A resurgence in mass-tort cases has renewed interest in channeling injunctions, particularly as they protect contributing insurers. While channeling injunctions in asbestos bankruptcy cases are issued pursuant to §524(g), they remain subject to the jurisdictional limitations imposed upon bankruptcy generally. The asbestos provision in §524(g) was modeled on the injunction issued by Judge John Lifland in Johns-Manville to help solve the complications associated with asbestos litigation. Judge Lifland’s ruling in Johns-Manville is believed to be the first in which unknown future claimants—those who had been exposed to asbestos, but were not yet exhibiting symptoms due to the decades-long latency period for asbestos-related diseases—were specifically included in a bankruptcy arrangement. The logic of that case remains relevant to utilizing channeling injunctions to protect contributors to central settlements intended to resolve mass-tort Chapter 11 cases that are not asbestos related.

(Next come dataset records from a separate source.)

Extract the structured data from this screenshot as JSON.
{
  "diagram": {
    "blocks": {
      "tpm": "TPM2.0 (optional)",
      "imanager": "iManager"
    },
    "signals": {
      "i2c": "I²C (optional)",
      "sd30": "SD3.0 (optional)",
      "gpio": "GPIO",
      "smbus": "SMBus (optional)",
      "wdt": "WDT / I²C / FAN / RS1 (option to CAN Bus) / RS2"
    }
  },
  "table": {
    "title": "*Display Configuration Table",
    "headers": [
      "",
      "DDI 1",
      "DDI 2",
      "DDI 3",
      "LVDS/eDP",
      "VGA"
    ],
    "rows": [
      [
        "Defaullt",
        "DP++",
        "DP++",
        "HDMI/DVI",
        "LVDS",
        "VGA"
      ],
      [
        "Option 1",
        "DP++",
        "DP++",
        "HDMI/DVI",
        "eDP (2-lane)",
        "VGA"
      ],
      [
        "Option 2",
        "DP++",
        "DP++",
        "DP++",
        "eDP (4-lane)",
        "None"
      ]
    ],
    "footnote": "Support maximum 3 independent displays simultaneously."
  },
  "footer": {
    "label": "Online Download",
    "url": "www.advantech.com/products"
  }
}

On Sept. 23, 2019, the U.S. Bankruptcy Court for the District of Delaware held that negligence and failure-to-warn tort claims asserted against W.R. Grace’s insurers under Montana law following asbestos exposure were not derivative in nature and therefore not subject to a channeling injunction under §524(g). See Cont’l Cas. Co. v. Carr (In re W.R. Grace & Co.), No. 15-50766 (AMC) (Bankr. D. Del. Sept. 23, 2019), ECF No. 91-1. The holding addresses the scope of the channeling injunction contained in W.R. Grace’s plan of reorganization, and specifically, whether the channeling injunction enjoins a state-court lawsuit against one of W.R. Grace’s insurers. Importantly, it also addresses a bankruptcy court’s jurisdiction, a rationale that would extend beyond asbestos provisions and reach channeling injunctions used in other circumstances.